Una folla silenziosa ha atteso davanti le porte della chiesa. «Nella stessa chiesa dove sei stata battezzata da questo prete, oggi si sta celebrando il tuo funerale, Maria Paola», dice dal pulpito il parroco, don Maurizio Patriciello. E la sua voce si interrompe per l'emozione.
«In chiesa non c'è posto per l'odio», dice il parroco. E aggiunge: «Quante menzogne vengono dette da mattina a sera». Poi sottolinea: «Ogni vita è preziosa. Signore, ricordaci che prima dell'orientamento sessuale, del colore della pelle, del conto in banca, viene la persona umana, creata a tua immagine e somiglianza». E conclude: «Perdonaci, Maria Paola, per non essere riusciti a custodire questa tua vita fragile e meravigliosa».
All'uscita del feretro, un altro applauso, mentre le amiche di Maria Paola lanciano palloncini bianchi e fanno volare piccole colombe. Sulle loro magliette, una ragazza che sorride, in calce la scritta: «Diciotto anni non sono stati abbastanza per amare una persona come te. Buon viaggio principessa».

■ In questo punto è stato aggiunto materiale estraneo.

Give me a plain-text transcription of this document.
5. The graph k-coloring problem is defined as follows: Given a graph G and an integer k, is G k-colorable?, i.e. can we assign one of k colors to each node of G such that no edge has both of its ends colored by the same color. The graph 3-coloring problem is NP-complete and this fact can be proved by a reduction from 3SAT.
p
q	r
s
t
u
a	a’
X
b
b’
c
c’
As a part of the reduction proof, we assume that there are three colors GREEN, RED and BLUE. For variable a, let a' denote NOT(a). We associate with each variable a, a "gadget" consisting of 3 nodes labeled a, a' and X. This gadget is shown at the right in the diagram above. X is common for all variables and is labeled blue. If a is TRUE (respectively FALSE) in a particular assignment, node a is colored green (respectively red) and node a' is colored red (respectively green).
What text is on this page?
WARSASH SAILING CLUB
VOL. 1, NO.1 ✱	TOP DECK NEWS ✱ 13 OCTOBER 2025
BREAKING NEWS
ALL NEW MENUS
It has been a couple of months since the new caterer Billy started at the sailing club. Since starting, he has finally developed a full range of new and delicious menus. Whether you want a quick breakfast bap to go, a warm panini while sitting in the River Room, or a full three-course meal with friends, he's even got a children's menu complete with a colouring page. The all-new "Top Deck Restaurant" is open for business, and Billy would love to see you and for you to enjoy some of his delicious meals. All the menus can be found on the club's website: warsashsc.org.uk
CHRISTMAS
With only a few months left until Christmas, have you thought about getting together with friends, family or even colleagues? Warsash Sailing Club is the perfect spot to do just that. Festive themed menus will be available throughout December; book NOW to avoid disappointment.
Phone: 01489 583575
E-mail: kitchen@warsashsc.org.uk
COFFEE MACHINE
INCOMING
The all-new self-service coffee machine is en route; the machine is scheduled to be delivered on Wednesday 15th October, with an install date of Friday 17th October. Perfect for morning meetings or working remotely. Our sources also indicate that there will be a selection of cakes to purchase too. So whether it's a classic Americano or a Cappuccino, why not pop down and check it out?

Ciro arriva ai funerali di Maria Paola scortato dalla polizia, dall'Arcigay e con il permesso della Procura. ora in carcere per omicidio preterintenzionale. Michele come la famiglia si opponeva alla relazione tra la sorella e il 22enne.Ciro ha dato l'ultimo saluto a Maria Paola all'obitorio, accompagnato suoi amici e da una delegazione di Arcigay Napoli, scortata dalla polizia. Il giovane è stato autorizzato dalla Procura di Nola, diretta da Laura Triassi, e è stato accompagnato dall'avvocato Giovanni Paolo Picardi che lo rappresenta in giudizio. L'associazione ha ringraziato la Procura: «che ha mostrato da subito grande sensibilità nella gestione di una vicenda delicata e con non poche implicazioni emotive per le persone coinvolte, autorizzando Ciro a rendere l'ultimo saluto al corpo della propria compagna».
A raccontare un'altra storia sulla morte di Maria Paola è Bruno Mazza, amico di famiglia. «L'orientamento sessuale non c'entra. La reazione di Michele, che pagherà per quello che ha fatto, è la reazione di un fratello che vedeva Maria Paola sbandata, accanto ad uno che aveva problemi con la giustizia, e andava a firmare ogni giorno in caserma». Mazza aggiunge: «Maria Paola aveva uno zio omosessuale, che ha vissuto con loro 35 anni, senza alcun problema. Ma ora Maria Paola dormiva ogni giorno in una casa diversa, non aveva neanche dove farsi la doccia, il problema era questo».
Ciro intanto ha parlato poco prima del funerale e dice: «Noi abbiamo vinto, anche se non siamo più insieme abbiamo vinto contro tutti, soprattutto contro la
sua famiglia perche non volevano. Per loro non ero un ragazzo». Dal carcere, il fratello Michele, ha dato la sua versione dei fatti e ripete: «Non volevo ucciderla, volevo solo che si fermassero per poter parlare con lei».